BPoD photo of tobacco callus cultures.Molecular farming (also known as ‘pharming’) involves genetically modifying plants to produce medically useful proteins like antibodies, vaccines and hormones.—BPoD
If it works, it means that mass producing a tobacco-based medicine to fight against HIV will occur exponentially more cheaply than creating conventional pharmaceuticals for the condition. Production costs could be 10 to 100 times lower, according to the Fraunhofer Institute. Manufacturing would not only be cheaper but significantly easier as well, making it possible to create systems for regional production—ensuring the antibody is readily available to various populations across the globe.
So put that in your pipe and smoke it. Or don’t! Put it in a petrie dish instead.

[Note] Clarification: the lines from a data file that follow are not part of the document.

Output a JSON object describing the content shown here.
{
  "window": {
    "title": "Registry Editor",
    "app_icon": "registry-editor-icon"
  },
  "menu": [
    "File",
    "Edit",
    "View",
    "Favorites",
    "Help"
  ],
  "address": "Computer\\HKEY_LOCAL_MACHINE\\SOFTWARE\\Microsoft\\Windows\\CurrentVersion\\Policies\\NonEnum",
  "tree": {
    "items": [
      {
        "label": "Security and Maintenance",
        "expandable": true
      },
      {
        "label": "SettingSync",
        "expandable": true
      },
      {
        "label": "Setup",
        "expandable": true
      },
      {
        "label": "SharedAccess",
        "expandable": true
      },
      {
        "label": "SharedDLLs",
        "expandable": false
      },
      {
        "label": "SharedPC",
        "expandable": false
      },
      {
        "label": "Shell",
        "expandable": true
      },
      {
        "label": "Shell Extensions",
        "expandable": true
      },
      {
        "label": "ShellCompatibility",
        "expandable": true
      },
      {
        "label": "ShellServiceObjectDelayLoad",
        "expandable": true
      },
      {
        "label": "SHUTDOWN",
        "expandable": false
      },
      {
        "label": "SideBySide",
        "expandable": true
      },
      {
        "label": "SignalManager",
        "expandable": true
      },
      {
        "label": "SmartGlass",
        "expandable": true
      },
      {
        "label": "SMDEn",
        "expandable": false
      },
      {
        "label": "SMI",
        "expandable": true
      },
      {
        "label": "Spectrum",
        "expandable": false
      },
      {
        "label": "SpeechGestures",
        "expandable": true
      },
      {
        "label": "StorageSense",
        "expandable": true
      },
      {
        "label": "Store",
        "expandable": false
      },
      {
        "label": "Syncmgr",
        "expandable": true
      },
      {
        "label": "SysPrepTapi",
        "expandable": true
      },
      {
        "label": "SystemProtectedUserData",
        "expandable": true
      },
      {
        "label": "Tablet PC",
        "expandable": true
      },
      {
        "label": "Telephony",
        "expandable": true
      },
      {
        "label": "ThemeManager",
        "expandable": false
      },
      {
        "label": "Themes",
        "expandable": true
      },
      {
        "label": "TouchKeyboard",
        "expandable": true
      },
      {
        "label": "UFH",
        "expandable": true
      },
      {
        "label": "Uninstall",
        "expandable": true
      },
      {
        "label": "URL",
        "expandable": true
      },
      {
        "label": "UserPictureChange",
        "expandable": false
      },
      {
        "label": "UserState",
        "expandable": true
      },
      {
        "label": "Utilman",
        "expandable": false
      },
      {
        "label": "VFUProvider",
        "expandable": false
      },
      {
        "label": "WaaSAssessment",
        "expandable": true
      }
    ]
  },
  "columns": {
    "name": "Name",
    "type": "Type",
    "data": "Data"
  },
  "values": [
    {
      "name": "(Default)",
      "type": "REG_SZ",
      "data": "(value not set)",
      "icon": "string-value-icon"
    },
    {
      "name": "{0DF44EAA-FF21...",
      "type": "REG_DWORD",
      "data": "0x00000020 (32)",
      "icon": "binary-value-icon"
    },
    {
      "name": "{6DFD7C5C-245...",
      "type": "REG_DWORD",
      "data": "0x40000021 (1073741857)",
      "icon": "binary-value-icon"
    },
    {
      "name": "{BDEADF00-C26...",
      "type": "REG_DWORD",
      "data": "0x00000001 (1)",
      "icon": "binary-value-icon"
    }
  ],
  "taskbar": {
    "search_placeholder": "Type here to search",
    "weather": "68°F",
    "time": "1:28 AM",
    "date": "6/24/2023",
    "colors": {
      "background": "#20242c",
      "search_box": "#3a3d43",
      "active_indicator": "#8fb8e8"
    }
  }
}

Other (Non-Smoking) Uses for Tobacco
Medicinal
Tobacco has a rich history of many uses across a variety of countries and cultures. According to the US National Library of Medicine and National Institutes of Health, books published as far back as 1537 document different Indigenous populations using the tobacco plant for medicinal and therapeutic purposes including to relieve general bodily ills, catarrh, colds, and fevers, as well as as a digestion aid and in prevention of hunger and thirst, as a purgative and as a narcotic.
‘Successful’ medicinal uses of tobacco as identified in 1849 include: topical application for poisonous reptile and insect bites, pain, hysteria, gout, tetanus, ringworm, ulcers, wounds, and as a respiratory stimulant. It was applied rectally to relieve constipation and haemorrhoidal bleeding, and via mouth for malaria and intermittent fevers, as well as to dislodge material obstructing the esophagus and to induce vomiting.
Personal
There is also evidence of tobacco being mixed with lime and chalk in Native American and Indigenous Venezuelan populations, for use as a whitening toothpaste. In India this practice actually continues today, where powdered tobacco – or masheri – is rubbed on the teeth, and where ‘tobacco toothpaste’ is marketed commercially.
House & Home
Tobacco is said to also be an effective insect repellent. By soaking as little as a cigarette amount of tobacco in a quart of water overnight, the nicotine released in the water will create an all-purpose repeller of all types of critters. Use it in your garden around plants, or transfer to a spray bottle and spritz around wall cracks and floor openings to repel spiders. (Science Daily)
Neato! When I get the bread to buy my old childhood farm I’ll be a tree and tobacco farmer! If it will be used to help patients cope and survive with HIV instead of being smoked, I’m all for it!! Technology finally is helping us mitigate all the devastation we’ve visited on this planet and finally finding solutions to our problems in little ways instead of making things worse just like the neo-economists/environmentalists have claimed it would!